Pressed by these considerations, some courts have rejected the word “fraudulently” altogether. Others have confined its application to the stopping of payment; and they read the statute, that if a merchant fraudulently stops payment, or if, without fraud, he suspends payment and does not resume it for fourteen days, he has become bankrupt. The more natural construction of the statute appears to me to be with those who hold that the word qualifies the whole clause, and that the suspension and non-resumption for fourteen days is explanatory of the meaning of a “stopping of payment;” namely, one that shall have lasted for that time.

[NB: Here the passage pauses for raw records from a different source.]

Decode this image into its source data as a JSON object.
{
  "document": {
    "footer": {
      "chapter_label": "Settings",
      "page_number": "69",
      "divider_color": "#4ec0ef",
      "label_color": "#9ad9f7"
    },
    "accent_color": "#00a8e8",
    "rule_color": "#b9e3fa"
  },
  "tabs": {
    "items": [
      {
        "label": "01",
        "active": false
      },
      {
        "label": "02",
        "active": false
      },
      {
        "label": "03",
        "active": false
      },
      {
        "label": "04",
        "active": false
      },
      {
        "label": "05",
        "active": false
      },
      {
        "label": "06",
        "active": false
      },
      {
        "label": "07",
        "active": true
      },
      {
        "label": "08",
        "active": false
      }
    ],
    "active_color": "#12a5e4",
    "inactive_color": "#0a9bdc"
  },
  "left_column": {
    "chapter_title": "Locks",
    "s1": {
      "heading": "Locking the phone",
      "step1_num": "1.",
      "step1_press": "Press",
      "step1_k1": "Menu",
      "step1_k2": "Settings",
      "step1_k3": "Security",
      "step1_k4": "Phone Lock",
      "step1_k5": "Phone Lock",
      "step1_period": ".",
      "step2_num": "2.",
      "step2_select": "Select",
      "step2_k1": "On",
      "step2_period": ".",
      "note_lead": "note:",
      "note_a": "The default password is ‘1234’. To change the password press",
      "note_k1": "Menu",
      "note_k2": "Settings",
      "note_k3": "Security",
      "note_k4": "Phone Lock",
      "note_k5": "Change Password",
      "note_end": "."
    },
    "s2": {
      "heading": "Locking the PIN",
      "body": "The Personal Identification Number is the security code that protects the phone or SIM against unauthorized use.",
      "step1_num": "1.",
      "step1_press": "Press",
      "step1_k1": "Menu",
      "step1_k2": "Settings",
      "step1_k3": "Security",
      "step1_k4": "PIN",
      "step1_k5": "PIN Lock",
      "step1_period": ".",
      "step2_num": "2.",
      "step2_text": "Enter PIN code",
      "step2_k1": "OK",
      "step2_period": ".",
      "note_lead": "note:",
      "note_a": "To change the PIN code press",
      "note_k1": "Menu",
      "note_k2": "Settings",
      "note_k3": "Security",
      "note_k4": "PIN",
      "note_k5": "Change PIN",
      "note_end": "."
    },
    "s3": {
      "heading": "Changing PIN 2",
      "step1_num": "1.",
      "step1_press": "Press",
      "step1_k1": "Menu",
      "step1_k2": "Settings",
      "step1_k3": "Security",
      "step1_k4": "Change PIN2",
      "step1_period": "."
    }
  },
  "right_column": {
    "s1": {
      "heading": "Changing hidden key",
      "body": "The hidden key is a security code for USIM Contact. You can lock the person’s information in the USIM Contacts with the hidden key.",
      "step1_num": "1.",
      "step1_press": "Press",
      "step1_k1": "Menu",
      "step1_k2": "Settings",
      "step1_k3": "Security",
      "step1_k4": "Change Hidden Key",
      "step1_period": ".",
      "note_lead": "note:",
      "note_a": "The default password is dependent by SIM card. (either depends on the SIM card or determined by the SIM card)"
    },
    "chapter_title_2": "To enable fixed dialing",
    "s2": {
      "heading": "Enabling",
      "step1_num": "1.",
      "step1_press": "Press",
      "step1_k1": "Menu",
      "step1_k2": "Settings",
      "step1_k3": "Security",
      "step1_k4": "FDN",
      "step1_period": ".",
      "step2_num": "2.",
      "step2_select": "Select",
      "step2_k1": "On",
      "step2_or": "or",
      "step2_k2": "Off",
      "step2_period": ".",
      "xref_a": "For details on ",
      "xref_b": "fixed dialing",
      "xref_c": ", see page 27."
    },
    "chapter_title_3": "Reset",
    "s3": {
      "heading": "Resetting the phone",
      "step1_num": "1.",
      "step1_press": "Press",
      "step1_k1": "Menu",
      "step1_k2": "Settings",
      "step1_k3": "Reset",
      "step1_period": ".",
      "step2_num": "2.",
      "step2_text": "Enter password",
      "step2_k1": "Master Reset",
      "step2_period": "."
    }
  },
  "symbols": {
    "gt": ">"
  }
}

As to the fraud, a mere oversight, or a vis major, or a fraud practiced on the merchant himself, or an honest defense to the particular paper refused, if these reasons or such as these occasion the refusal to pay, would take the case out of the statute. And this would be so, though the word “fraudulently” were omitted from the law; because such an accident or refusal could not fairly be called a stopping of payment Still, congress might well insert the qualification for greater caution. My construction is, that “fraudulently” means knowingly, and without just excuse applicable to the paper itself.

Probably the fourteen days were given for the very purpose of guarding against accidents and mistakes; and I do not mean to say that when the mistake is discovered it is any longer an excuse. But if' it is not found out within the fourteen days, perhaps the petition would be premature, or at any rate ought to be dismissed on payment of the suspended debt.

The differences of opinion which have been expressed by different judges, are, after all, of very little importance. Those judges who give the word “fraudulently” its greatest effect hold that for a solvent tráder to suspend payment and not resume it for fourteen days, without some such excuse as I have referred to, is a fraud; and that, for an insolvent trader, who has suspended, not to go into bankruptcy within the same time, is a fraud; and as all traders must be either solvent or insolvent, this in effect makes the voluntary and unexcused suspension and non-resumption to be an act of bankruptcy without any evidence of fraud in the ordinary sense. And, on the other hand, those judges who reject the word, would not hold that every suspension and non-resumption is necessarily an act of bankruptcy; as if it be, for instance, a refusal to pay a note to which the trader believes he has a good defense. So that the practical result of all the decisions is. substantially the same, except that in one view, there might be a stopping of payment for less than fourteen days, which would be an act of bankruptcy. But I think it will be some time before any creditor finds himself able to cover and prove any such fraud. None such has been either defined or proved in any reported case. If there be anything done which can defeat, delay, or hinder creditors, it is provided for in other parts of the section, and such an act would be itself an act of bankruptcy without any stopping of payment But it must be distinctly averred and proved as a fraud and not as a mere incident of non-payment.

What is “commercial paper” is not an important question in this case. It has been sometimes said that only such notes or acceptances as the banker, merchant, or trader actually gives in the ordinary and legitimate course of his trade, are in that class. Another opinion is that all paper that, by the law governing the contract, has, in the hands of its actual holders, the qualities and incidents of ordinary negotiable paper in the sense of the law-merchant, is within the definition, whether it was really given by the trader in the usual course of his trade or not. And this is perhaps the better opinion. But the paper here confessedly comes within both definitions.